Dubois County also has an ordinance regarding animal cruelty, though it is less specific — Ordinance 1993-8 makes it illegal to “cruelly treat or neglect a domesticated animal,” which includes “inhuman beating.”

Ken Eck, Purdue Extension educator for Dubois County, said the event was canceled in 2014 because 4-H is trying to teach Youth Pork Quality Assurance — “the food safety, antibiotic use and animal well-being awareness and education program for youth pork producers ages 8 to 19,” as described by pork.org.
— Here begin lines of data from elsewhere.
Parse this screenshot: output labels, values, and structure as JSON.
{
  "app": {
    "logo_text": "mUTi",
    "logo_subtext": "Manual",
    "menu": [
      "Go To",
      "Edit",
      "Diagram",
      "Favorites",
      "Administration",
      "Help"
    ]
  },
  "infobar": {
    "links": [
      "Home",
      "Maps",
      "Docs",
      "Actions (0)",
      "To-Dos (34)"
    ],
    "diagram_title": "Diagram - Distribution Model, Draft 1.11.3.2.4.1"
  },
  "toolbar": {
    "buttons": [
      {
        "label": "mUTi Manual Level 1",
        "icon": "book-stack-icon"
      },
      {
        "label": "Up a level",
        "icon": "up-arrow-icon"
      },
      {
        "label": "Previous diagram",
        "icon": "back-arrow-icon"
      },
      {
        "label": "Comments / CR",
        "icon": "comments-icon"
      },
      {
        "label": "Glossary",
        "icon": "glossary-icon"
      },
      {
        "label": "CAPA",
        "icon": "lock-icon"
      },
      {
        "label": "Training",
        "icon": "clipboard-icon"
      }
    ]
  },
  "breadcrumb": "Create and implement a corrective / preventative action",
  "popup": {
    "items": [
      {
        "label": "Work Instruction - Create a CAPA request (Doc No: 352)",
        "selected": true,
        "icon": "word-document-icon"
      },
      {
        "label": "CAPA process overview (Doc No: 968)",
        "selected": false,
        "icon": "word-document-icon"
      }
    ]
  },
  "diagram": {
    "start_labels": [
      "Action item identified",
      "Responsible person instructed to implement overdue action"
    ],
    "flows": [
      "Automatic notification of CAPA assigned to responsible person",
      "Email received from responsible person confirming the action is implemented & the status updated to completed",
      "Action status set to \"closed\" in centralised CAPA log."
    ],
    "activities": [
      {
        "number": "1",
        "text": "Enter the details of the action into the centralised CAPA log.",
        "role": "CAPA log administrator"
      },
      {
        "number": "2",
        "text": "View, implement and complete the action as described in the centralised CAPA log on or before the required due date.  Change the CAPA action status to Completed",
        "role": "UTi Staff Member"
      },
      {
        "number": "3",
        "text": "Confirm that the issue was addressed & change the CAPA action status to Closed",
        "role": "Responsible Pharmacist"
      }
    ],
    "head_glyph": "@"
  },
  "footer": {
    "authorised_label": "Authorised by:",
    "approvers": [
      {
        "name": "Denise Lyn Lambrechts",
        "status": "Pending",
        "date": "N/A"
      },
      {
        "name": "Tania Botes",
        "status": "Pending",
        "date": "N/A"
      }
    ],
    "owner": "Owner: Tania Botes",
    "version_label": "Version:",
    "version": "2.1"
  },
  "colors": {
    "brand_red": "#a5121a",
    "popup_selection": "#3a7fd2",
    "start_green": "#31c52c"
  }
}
Eck said those who are involved in 4-H should be shown how to care for animals in a way that follows these guidelines.

“It’s just proper industry handling,” Eck said.

Eck also said 4-H officials don’t want students or animals being harmed. Pig wrestling isn’t congruous with the values 4-H is trying to teach youth, he said.

The Dubois County Humane Society does not have an official stance regarding pig wrestling, but has not yet had the issue raised in the community, DCHS President Andrea Hedinger said in an email to The Herald.

“While we primarily concentrate on the welfare of dogs and cats within Dubois County, we of course like to ensure the safety and welfare of all animals is always being considered,” Hedinger wrote.

For now, Dubois County 4-H Fair leaders are not planning to have pig wrestling in the future, Eck said. No particular event has been chosen to replace it, but the fair board is always open to suggestions by the community.

“We want to have a fun fair,” he said.

“It might be a gerbil or goldfish up to a hog or cattle, it doesn’t matter what the animal is. We’re just trying to make sure that we teach youth skills they need for life.”